The province of Salzburg has reacted quickly and increased its funding out of turn. The Department of Culture of the City of Vienna is also trying to meet the demand for “fair pay” by increasing its funding budget. And the State Secretary for the Arts and Culture, Andrea Mayer, has also succeeded in achieving a significant increase in her budget for 2022 and reserving funds for the “Fair Pay” process.
Fair pay cannot be achieved without a new conception of cultural policy
The most interesting contribution to the discussion at the symposium was made by the Dutch theatre scholar Marijke Hoogenboom. On the one hand, she pointed out a series of similar processes that led to the adoption of binding “Fair Practice Codes” in Switzerland, Germany, Belgium and also in the Netherlands. If she has her way, Austria will not have to reinvent the wheel.

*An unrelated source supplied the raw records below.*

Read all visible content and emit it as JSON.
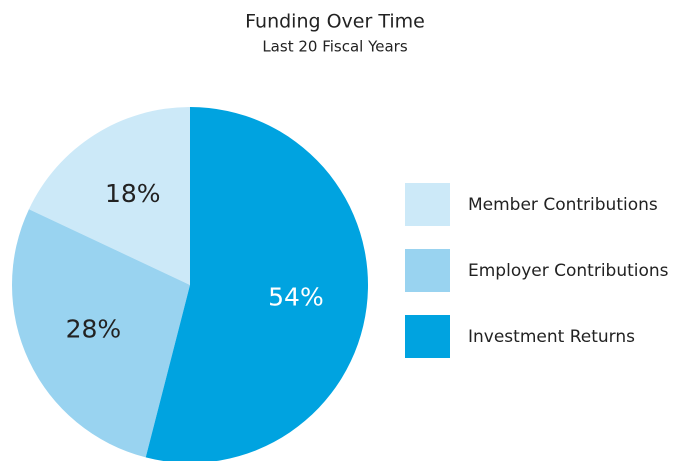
{
  "chart_data": {
    "type": "pie",
    "title": "Funding Over Time",
    "subtitle": "Last 20 Fiscal Years",
    "categories": [
      "Member Contributions",
      "Employer Contributions",
      "Investment Returns"
    ],
    "values": [
      18,
      28,
      54
    ],
    "value_labels": [
      "18%",
      "28%",
      "54%"
    ],
    "colors": [
      "#cce9f8",
      "#99d3f0",
      "#00a3e0"
    ],
    "label_colors": [
      "#222222",
      "#222222",
      "#ffffff"
    ]
  }
}
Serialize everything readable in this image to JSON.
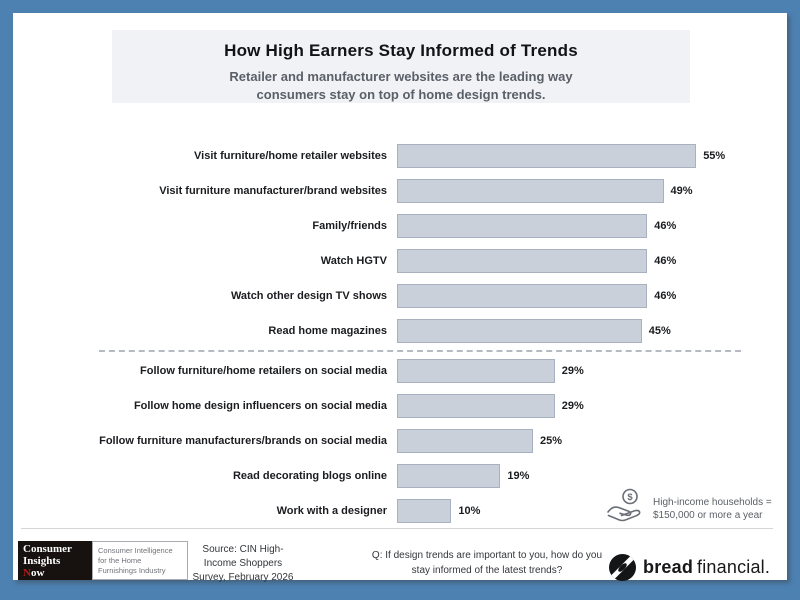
{
  "header": {
    "title": "How High Earners Stay Informed of Trends",
    "subtitle_lines": [
      "Retailer and manufacturer websites are the leading way",
      "consumers stay on top of home design trends."
    ]
  },
  "chart_data": {
    "type": "bar",
    "orientation": "horizontal",
    "title": "How High Earners Stay Informed of Trends",
    "categories": [
      "Visit furniture/home retailer websites",
      "Visit furniture manufacturer/brand websites",
      "Family/friends",
      "Watch HGTV",
      "Watch other design TV shows",
      "Read home magazines",
      "Follow furniture/home retailers on social media",
      "Follow home design influencers on social media",
      "Follow furniture manufacturers/brands on social media",
      "Read decorating blogs online",
      "Work with a designer"
    ],
    "values": [
      55,
      49,
      46,
      46,
      46,
      45,
      29,
      29,
      25,
      19,
      10
    ],
    "value_suffix": "%",
    "separator_after_index": 5,
    "data_labels": true,
    "gridlines": false,
    "xlim": [
      0,
      60
    ],
    "bar_color": "#c9d0da",
    "bar_border_color": "#a8b1bf"
  },
  "annotation": {
    "icon": "coin-in-hand-icon",
    "lines": [
      "High-income households =",
      "$150,000 or more a year"
    ]
  },
  "footer": {
    "cin_logo": {
      "line1": "Consumer",
      "line2": "Insights",
      "line3_accent": "N",
      "line3_rest": "ow"
    },
    "cin_tagline_lines": [
      "Consumer Intelligence",
      "for the Home",
      "Furnishings Industry"
    ],
    "source_lines": [
      "Source: CIN High-",
      "Income Shoppers",
      "Survey, February 2026"
    ],
    "question_lines": [
      "Q: If design trends are important to you, how do you",
      "stay informed of the latest trends?"
    ],
    "brand": {
      "bold": "bread",
      "regular": "financial."
    }
  },
  "colors": {
    "frame_border": "#4d81b1",
    "title_panel_bg": "#f1f2f6",
    "subtitle_text": "#5a6068",
    "bar_fill": "#c9d0da",
    "bar_border": "#a8b1bf",
    "cin_accent_red": "#b01e1e"
  }
}
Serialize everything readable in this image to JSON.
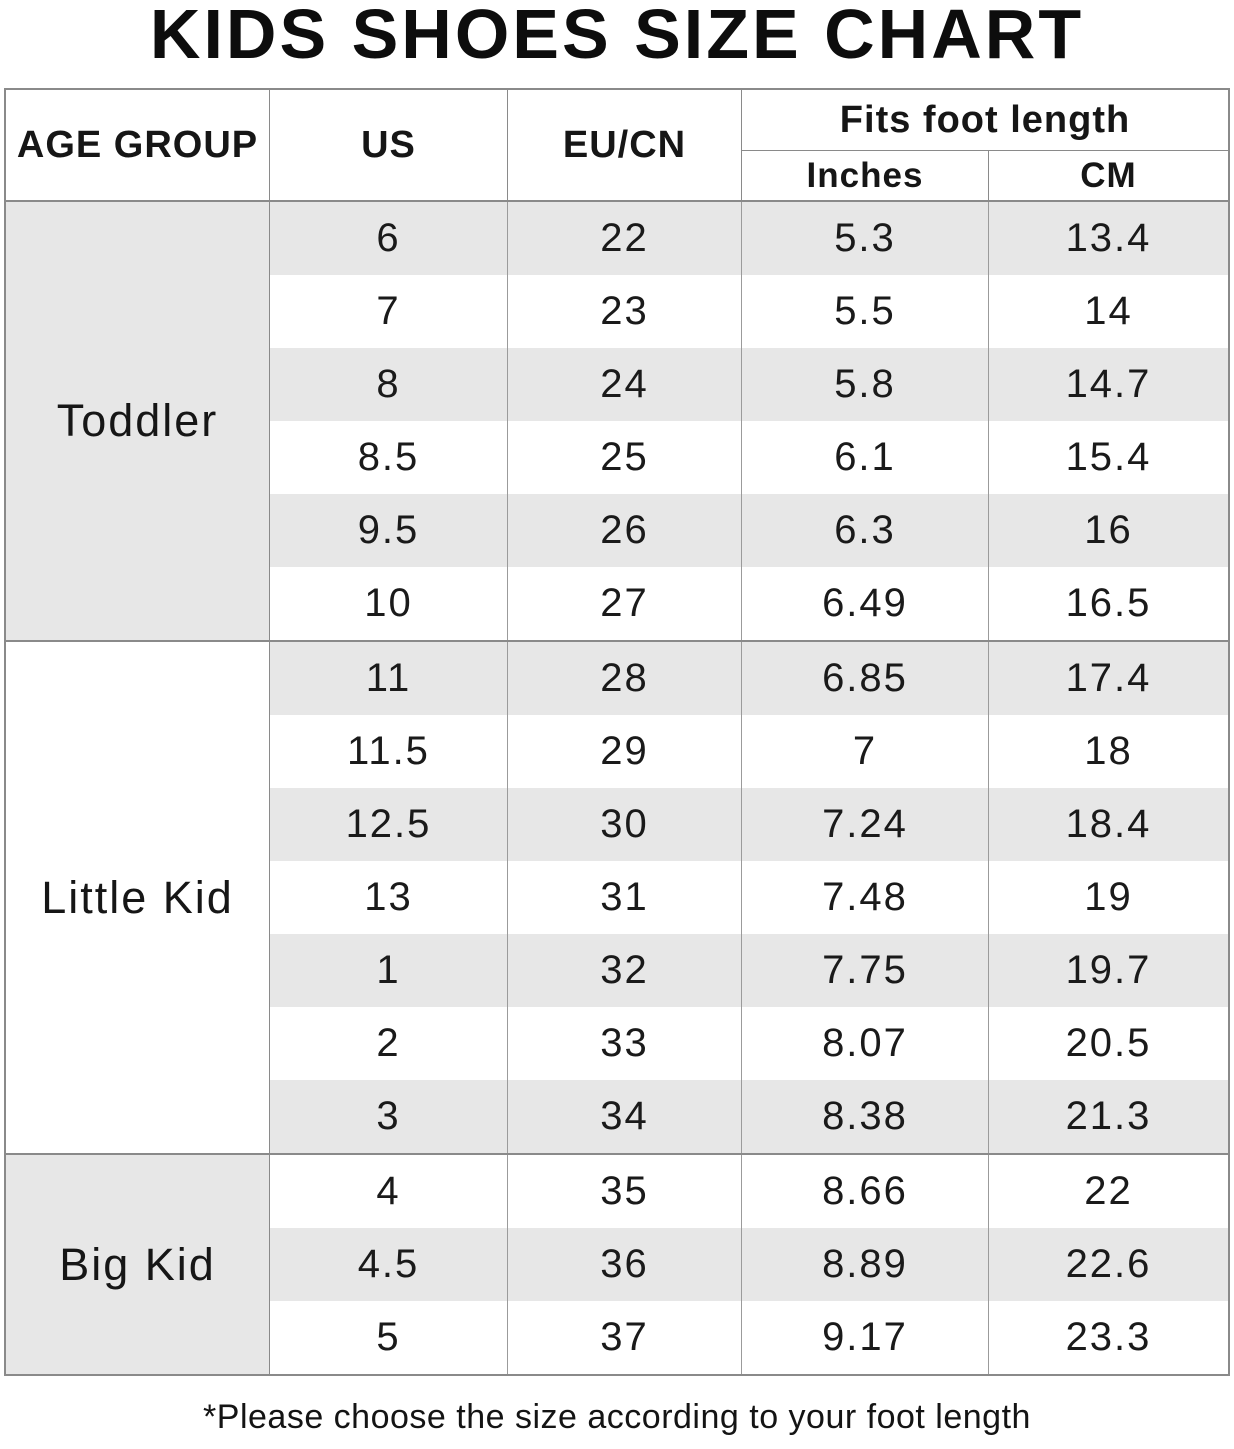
{
  "title": "KIDS SHOES SIZE CHART",
  "footnote": "*Please choose the size according to your foot length",
  "colors": {
    "stripe_gray": "#e7e7e7",
    "border_gray": "#8a8a8a",
    "text_black": "#121212",
    "background": "#ffffff"
  },
  "table": {
    "headers": {
      "age_group": "AGE GROUP",
      "us": "US",
      "eu_cn": "EU/CN",
      "fits_foot_length": "Fits foot length",
      "inches": "Inches",
      "cm": "CM"
    },
    "groups": [
      {
        "label": "Toddler",
        "rows": [
          [
            "6",
            "22",
            "5.3",
            "13.4"
          ],
          [
            "7",
            "23",
            "5.5",
            "14"
          ],
          [
            "8",
            "24",
            "5.8",
            "14.7"
          ],
          [
            "8.5",
            "25",
            "6.1",
            "15.4"
          ],
          [
            "9.5",
            "26",
            "6.3",
            "16"
          ],
          [
            "10",
            "27",
            "6.49",
            "16.5"
          ]
        ]
      },
      {
        "label": "Little Kid",
        "rows": [
          [
            "11",
            "28",
            "6.85",
            "17.4"
          ],
          [
            "11.5",
            "29",
            "7",
            "18"
          ],
          [
            "12.5",
            "30",
            "7.24",
            "18.4"
          ],
          [
            "13",
            "31",
            "7.48",
            "19"
          ],
          [
            "1",
            "32",
            "7.75",
            "19.7"
          ],
          [
            "2",
            "33",
            "8.07",
            "20.5"
          ],
          [
            "3",
            "34",
            "8.38",
            "21.3"
          ]
        ]
      },
      {
        "label": "Big Kid",
        "rows": [
          [
            "4",
            "35",
            "8.66",
            "22"
          ],
          [
            "4.5",
            "36",
            "8.89",
            "22.6"
          ],
          [
            "5",
            "37",
            "9.17",
            "23.3"
          ]
        ]
      }
    ]
  },
  "chart_data": {
    "type": "table",
    "title": "KIDS SHOES SIZE CHART",
    "columns": [
      "AGE GROUP",
      "US",
      "EU/CN",
      "Fits foot length - Inches",
      "Fits foot length - CM"
    ],
    "rows": [
      [
        "Toddler",
        "6",
        "22",
        "5.3",
        "13.4"
      ],
      [
        "Toddler",
        "7",
        "23",
        "5.5",
        "14"
      ],
      [
        "Toddler",
        "8",
        "24",
        "5.8",
        "14.7"
      ],
      [
        "Toddler",
        "8.5",
        "25",
        "6.1",
        "15.4"
      ],
      [
        "Toddler",
        "9.5",
        "26",
        "6.3",
        "16"
      ],
      [
        "Toddler",
        "10",
        "27",
        "6.49",
        "16.5"
      ],
      [
        "Little Kid",
        "11",
        "28",
        "6.85",
        "17.4"
      ],
      [
        "Little Kid",
        "11.5",
        "29",
        "7",
        "18"
      ],
      [
        "Little Kid",
        "12.5",
        "30",
        "7.24",
        "18.4"
      ],
      [
        "Little Kid",
        "13",
        "31",
        "7.48",
        "19"
      ],
      [
        "Little Kid",
        "1",
        "32",
        "7.75",
        "19.7"
      ],
      [
        "Little Kid",
        "2",
        "33",
        "8.07",
        "20.5"
      ],
      [
        "Little Kid",
        "3",
        "34",
        "8.38",
        "21.3"
      ],
      [
        "Big Kid",
        "4",
        "35",
        "8.66",
        "22"
      ],
      [
        "Big Kid",
        "4.5",
        "36",
        "8.89",
        "22.6"
      ],
      [
        "Big Kid",
        "5",
        "37",
        "9.17",
        "23.3"
      ]
    ],
    "footnote": "*Please choose the size according to your foot length",
    "layout": "group column spans multiple rows; zebra striping alternates per data row; grid borders gray"
  }
}
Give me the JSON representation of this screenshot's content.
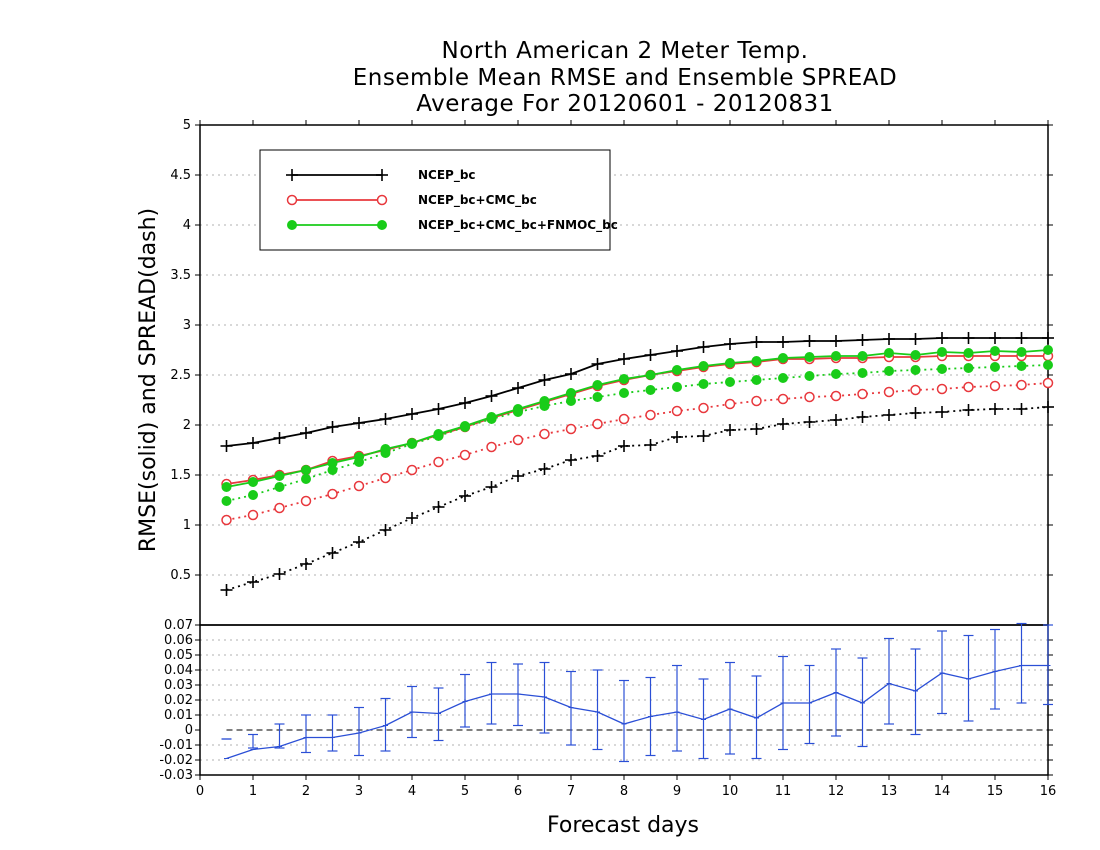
{
  "title_lines": [
    "North American 2 Meter Temp.",
    "Ensemble Mean RMSE and Ensemble SPREAD",
    "Average For 20120601 - 20120831"
  ],
  "chart_data": [
    {
      "type": "line",
      "title": "North American 2 Meter Temp. Ensemble Mean RMSE and Ensemble SPREAD Average For 20120601 - 20120831",
      "ylabel": "RMSE(solid) and SPREAD(dash)",
      "xlabel": "",
      "xlim": [
        0,
        16
      ],
      "ylim": [
        0.5,
        5
      ],
      "yticks": [
        0.5,
        1,
        1.5,
        2,
        2.5,
        3,
        3.5,
        4,
        4.5,
        5
      ],
      "grid": true,
      "legend_position": "top-left",
      "x": [
        0.5,
        1,
        1.5,
        2,
        2.5,
        3,
        3.5,
        4,
        4.5,
        5,
        5.5,
        6,
        6.5,
        7,
        7.5,
        8,
        8.5,
        9,
        9.5,
        10,
        10.5,
        11,
        11.5,
        12,
        12.5,
        13,
        13.5,
        14,
        14.5,
        15,
        15.5,
        16
      ],
      "series": [
        {
          "name": "NCEP_bc",
          "metric": "RMSE",
          "style": "solid",
          "marker": "plus",
          "color": "#000000",
          "values": [
            1.79,
            1.82,
            1.87,
            1.92,
            1.98,
            2.02,
            2.06,
            2.11,
            2.16,
            2.22,
            2.29,
            2.37,
            2.45,
            2.51,
            2.61,
            2.66,
            2.7,
            2.74,
            2.78,
            2.81,
            2.83,
            2.83,
            2.84,
            2.84,
            2.85,
            2.86,
            2.86,
            2.87,
            2.87,
            2.87,
            2.87,
            2.87
          ]
        },
        {
          "name": "NCEP_bc+CMC_bc",
          "metric": "RMSE",
          "style": "solid",
          "marker": "open-circle",
          "color": "#e8383d",
          "values": [
            1.41,
            1.45,
            1.5,
            1.55,
            1.64,
            1.69,
            1.75,
            1.82,
            1.9,
            1.98,
            2.07,
            2.15,
            2.23,
            2.31,
            2.39,
            2.45,
            2.5,
            2.54,
            2.58,
            2.61,
            2.63,
            2.66,
            2.66,
            2.67,
            2.67,
            2.68,
            2.68,
            2.69,
            2.69,
            2.69,
            2.69,
            2.69
          ]
        },
        {
          "name": "NCEP_bc+CMC_bc+FNMOC_bc",
          "metric": "RMSE",
          "style": "solid",
          "marker": "filled-circle",
          "color": "#19cc19",
          "values": [
            1.38,
            1.43,
            1.49,
            1.55,
            1.62,
            1.68,
            1.76,
            1.82,
            1.91,
            1.99,
            2.08,
            2.16,
            2.24,
            2.32,
            2.4,
            2.46,
            2.5,
            2.55,
            2.59,
            2.62,
            2.64,
            2.67,
            2.68,
            2.69,
            2.69,
            2.72,
            2.7,
            2.73,
            2.72,
            2.74,
            2.73,
            2.75
          ]
        },
        {
          "name": "NCEP_bc",
          "metric": "SPREAD",
          "style": "dash",
          "marker": "plus",
          "color": "#000000",
          "values": [
            0.35,
            0.43,
            0.51,
            0.61,
            0.72,
            0.83,
            0.95,
            1.07,
            1.18,
            1.29,
            1.38,
            1.49,
            1.56,
            1.65,
            1.69,
            1.79,
            1.8,
            1.88,
            1.89,
            1.95,
            1.96,
            2.01,
            2.03,
            2.05,
            2.08,
            2.1,
            2.12,
            2.13,
            2.15,
            2.16,
            2.16,
            2.18
          ]
        },
        {
          "name": "NCEP_bc+CMC_bc",
          "metric": "SPREAD",
          "style": "dash",
          "marker": "open-circle",
          "color": "#e8383d",
          "values": [
            1.05,
            1.1,
            1.17,
            1.24,
            1.31,
            1.39,
            1.47,
            1.55,
            1.63,
            1.7,
            1.78,
            1.85,
            1.91,
            1.96,
            2.01,
            2.06,
            2.1,
            2.14,
            2.17,
            2.21,
            2.24,
            2.26,
            2.28,
            2.29,
            2.31,
            2.33,
            2.35,
            2.36,
            2.38,
            2.39,
            2.4,
            2.42
          ]
        },
        {
          "name": "NCEP_bc+CMC_bc+FNMOC_bc",
          "metric": "SPREAD",
          "style": "dash",
          "marker": "filled-circle",
          "color": "#19cc19",
          "values": [
            1.24,
            1.3,
            1.38,
            1.46,
            1.55,
            1.63,
            1.72,
            1.81,
            1.89,
            1.98,
            2.06,
            2.13,
            2.19,
            2.24,
            2.28,
            2.32,
            2.35,
            2.38,
            2.41,
            2.43,
            2.45,
            2.47,
            2.49,
            2.51,
            2.52,
            2.54,
            2.55,
            2.56,
            2.57,
            2.58,
            2.59,
            2.6
          ]
        }
      ]
    },
    {
      "type": "line",
      "xlabel": "Forecast days",
      "xlim": [
        0,
        16
      ],
      "xticks": [
        0,
        1,
        2,
        3,
        4,
        5,
        6,
        7,
        8,
        9,
        10,
        11,
        12,
        13,
        14,
        15,
        16
      ],
      "ylim": [
        -0.03,
        0.07
      ],
      "yticks": [
        -0.03,
        -0.02,
        -0.01,
        0,
        0.01,
        0.02,
        0.03,
        0.04,
        0.05,
        0.06,
        0.07
      ],
      "ytick_labels": [
        "-0.03",
        "-0.02",
        "-0.01",
        "0",
        "0.01",
        "0.02",
        "0.03",
        "0.04",
        "0.05",
        "0.06",
        "0.07"
      ],
      "grid": true,
      "zero_line": "dash",
      "series": [
        {
          "color": "#2b4fd6",
          "style": "solid",
          "marker": "plus",
          "error_bars": true,
          "x": [
            0.5,
            1,
            1.5,
            2,
            2.5,
            3,
            3.5,
            4,
            4.5,
            5,
            5.5,
            6,
            6.5,
            7,
            7.5,
            8,
            8.5,
            9,
            9.5,
            10,
            10.5,
            11,
            11.5,
            12,
            12.5,
            13,
            13.5,
            14,
            14.5,
            15,
            15.5,
            16
          ],
          "values": [
            -0.019,
            -0.013,
            -0.011,
            -0.005,
            -0.005,
            -0.002,
            0.003,
            0.012,
            0.011,
            0.019,
            0.024,
            0.024,
            0.022,
            0.015,
            0.012,
            0.004,
            0.009,
            0.012,
            0.007,
            0.014,
            0.008,
            0.018,
            0.018,
            0.025,
            0.018,
            0.031,
            0.026,
            0.038,
            0.034,
            0.039,
            0.043,
            0.043
          ],
          "lower": [
            -0.006,
            -0.012,
            -0.012,
            -0.015,
            -0.014,
            -0.017,
            -0.014,
            -0.005,
            -0.007,
            0.002,
            0.004,
            0.003,
            -0.002,
            -0.01,
            -0.013,
            -0.021,
            -0.017,
            -0.014,
            -0.019,
            -0.016,
            -0.019,
            -0.013,
            -0.009,
            -0.004,
            -0.011,
            0.004,
            -0.003,
            0.011,
            0.006,
            0.014,
            0.018,
            0.017
          ],
          "upper": [
            -0.006,
            -0.003,
            0.004,
            0.01,
            0.01,
            0.015,
            0.021,
            0.029,
            0.028,
            0.037,
            0.045,
            0.044,
            0.045,
            0.039,
            0.04,
            0.033,
            0.035,
            0.043,
            0.034,
            0.045,
            0.036,
            0.049,
            0.043,
            0.054,
            0.048,
            0.061,
            0.054,
            0.066,
            0.063,
            0.067,
            0.071,
            0.07
          ]
        }
      ]
    }
  ]
}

She described the “Fair Pay” process in the Netherlands in particular in more detail and warned against being too narrow-minded, limiting herself to anchoring one or the other eligibility criteria. From her point of view, a development lasting almost ten years – after which the independent scene already seemed to be completely devastated thanks to a neoliberal cultural policy – would have strengthened the collective insight of all participants that a sustainable improvement of the working conditions of artists cannot be met without a comprehensive new conception of cultural policy. In the search for solidary forms of action, the rampant fragmentation was to be counteracted, as was the traditional role behaviour as supplicants vis-à-vis a more or less benevolent art administration.
Along central values such as solidarity, diversity, transparency, sustainability, and trust, a new awareness of the value of artistic work, which cannot be legitimized exclusively by the market economy and which – because it is relevant for society as a whole – points beyond the traditional producer and consumer relationships, emerged only very gradually within the framework of diverse negotiation processes. It is about nothing more and nothing less than the renewal of an understanding of values that assigns art as a merit good a relevance in shaping social coexistence that convincingly legitimizes future cultural policy action not only for those directly affected. Recent developments within the art scene, which no longer focus on individual self-realization but on collective action in the service of society, could guide action in this regard.
It is timely that a few days after the Fairness Symposium, a first public meeting was held to develop a new art and culture strategy for Austria. The experiences Hoogenboom brought to the table make it clear that one cannot be without the other.